Если святость для автора «Обрученных» – это узда разума для укрощения страстей, то для Достоевского между разумом и чувством не было столь явных противоречий. Автор «Братьев Карамазовых» даже склонен максимально сосредоточить внимание читателя на тайне «тлетворного духа» скончавшегося старца Зосимы. Покойный праведник был так почитаем, что суеверный народ меньше бы удивился тому, что бренное тело великого праведника вознеслось у всех на глазах, чем тому, что оно просто «провоняло». Писатель показывает таким образом, как еще, по сути, по-язычески вульгарны представления о святости. Ведь не только простой темный люд, но и монастырская братия и даже слывущими просвещенными прихожане ожидали не естественного процесса разложения умершей плоти, а неких чудес.
Что поражает больше всего – это особая «симметрия» между сюжетами фра Кристофоро и отца Зосимы. Зосима рискует жизнью, ждет, чтобы противник выстрелил первым, и затем, из-за мыслей, появившихся у него ночью и из-за решения, принятого им еще утром, бросает пистолет и просит у противника прощения. А фра Кристофоро этого не успевает сделать, он совершает ужасное преступление, и его душа переживает тогда гнев Бога Живого.
Современная исследовательница комплекса «грешных святых» в русской литературе М.Н. Климова приводит примеры восточных и западных святых, которые поведали миру о своей мятежной юности: это блаженные отцы Западной Церкви Августин и Иероним, св. Ефрем Сирин. Относительно Достоевского она отмечает:
«Житие» старца Зосимы ориентировано на традиционное житие-биографию святителя или преподобного, особенно преуспевшего в деле наставничества мирян. Такие жития-биографии нередко включают эпизод юношеских заблуждений будущего святого (тем легче ему в дальнейшем будет наставлять мирян, сбившихся с истинного пути и пришедших к нему за советом).[280]
В целом неудивительно, что человек, пришедший к раскаянию и праведной жизни монаха, имеет в прошлом, если не тяжкие грехи, то во всяком случае опыт земных страстей, искушений и заблуждений. В ракурсе сравнения старец Зосима и фра Кристофоро в их мирском воплощении при всех безусловных совпадениях предстают как фигура объемная и плоская. Если началом поворота к идее отречения от мира для Лодовико служит вполне для того достаточная тяжесть вины после совершенного преступления, то в характере будущего «русского инока» читателю приоткрывается своего рода движение души, при том, что как такового преступления герой не совершает, да и в общем, в картине своих помыслов и деяний, на протяжении всего описания жития нравственный портрет старца остается неизменно благостным, мягким, в нем уже угадывается перспектива будущей, новой жизни.

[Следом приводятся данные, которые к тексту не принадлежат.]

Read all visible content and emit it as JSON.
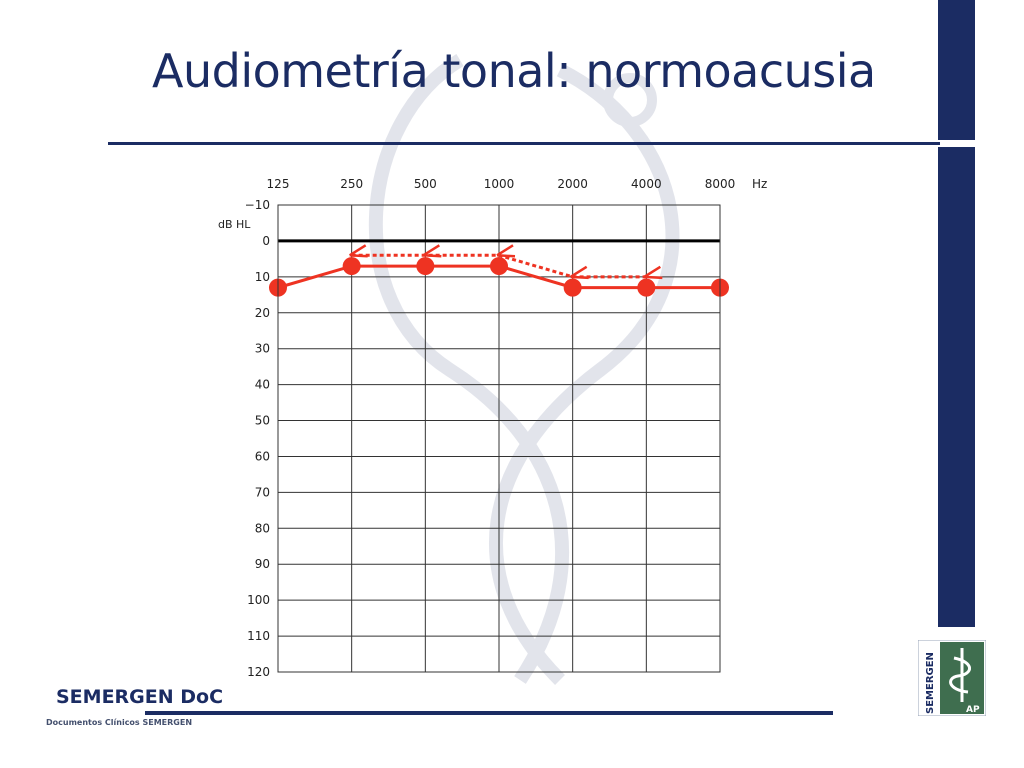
{
  "slide": {
    "title": "Audiometría tonal: normoacusia",
    "brand": "SEMERGEN DoC",
    "brand_subtitle": "Documentos Clínicos SEMERGEN",
    "logo_text": "SEMERGEN",
    "logo_badge": "AP",
    "colors": {
      "navy": "#1b2c63",
      "series_red": "#ee3322",
      "grid": "#333333"
    }
  },
  "chart_data": {
    "type": "line",
    "x_unit": "Hz",
    "y_unit": "dB HL",
    "x": [
      125,
      250,
      500,
      1000,
      2000,
      4000,
      8000
    ],
    "x_tick_labels": [
      "125",
      "250",
      "500",
      "1000",
      "2000",
      "4000",
      "8000"
    ],
    "y_ticks": [
      -10,
      0,
      10,
      20,
      30,
      40,
      50,
      60,
      70,
      80,
      90,
      100,
      110,
      120
    ],
    "ylim": [
      -10,
      120
    ],
    "y_inverted": true,
    "reference_line_y": 0,
    "grid": true,
    "series": [
      {
        "marker": "filled-circle",
        "style": "solid",
        "color": "#ee3322",
        "values": [
          13,
          7,
          7,
          7,
          13,
          13,
          13
        ]
      },
      {
        "marker": "arrow-left",
        "style": "dotted",
        "color": "#ee3322",
        "x": [
          250,
          500,
          1000,
          2000,
          4000
        ],
        "values": [
          4,
          4,
          4,
          10,
          10
        ]
      }
    ]
  }
}
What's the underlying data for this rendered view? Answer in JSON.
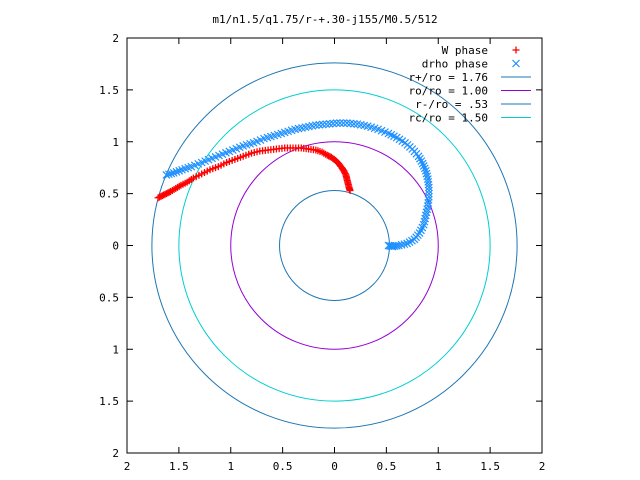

В романе Мандзони фра Кристофоро связан в основном с героями текущей исторической действительности, а в прошлом – лишь с тем грехом молодости, искупительной жертвой которому стала вся его жизнь. История старца Зосимы даже в чисто художественной реализации являет собой более сложный феномен. Помимо живых героев романа, Зосима пребывает во текущем взаимодействии с героями своего прошлого. От брата Маркела ему достается чуть ли не главная линия его будущих поучений; неслучайно в записи «Жития» рассказ о рано покинувшем его брате предшествует даже теме «О Священном Писании в жизни отца Зосимы»: «Юн был, ребенок, но на сердце осталось все неизгладимо, затаилось чувство. В свое время должно было восстать и откликнуться. Так оно и случилось» (14, 263). Достоевский и в случае с Зосимой непременно указывает на пору детства как на важнейший этап формирования личности человека. Будучи уже почти на смертном одре, старец произнесет: «Отцы и учители, пощадите теперешние слезы мои – ибо все младенчество мое как бы вновь восстает предо мною, и дышу теперь, как дышал тогда детскою восьмилетнею грудкой моею, и чувствую, как тогда, удивление, и смятение, и радость» (14, 264).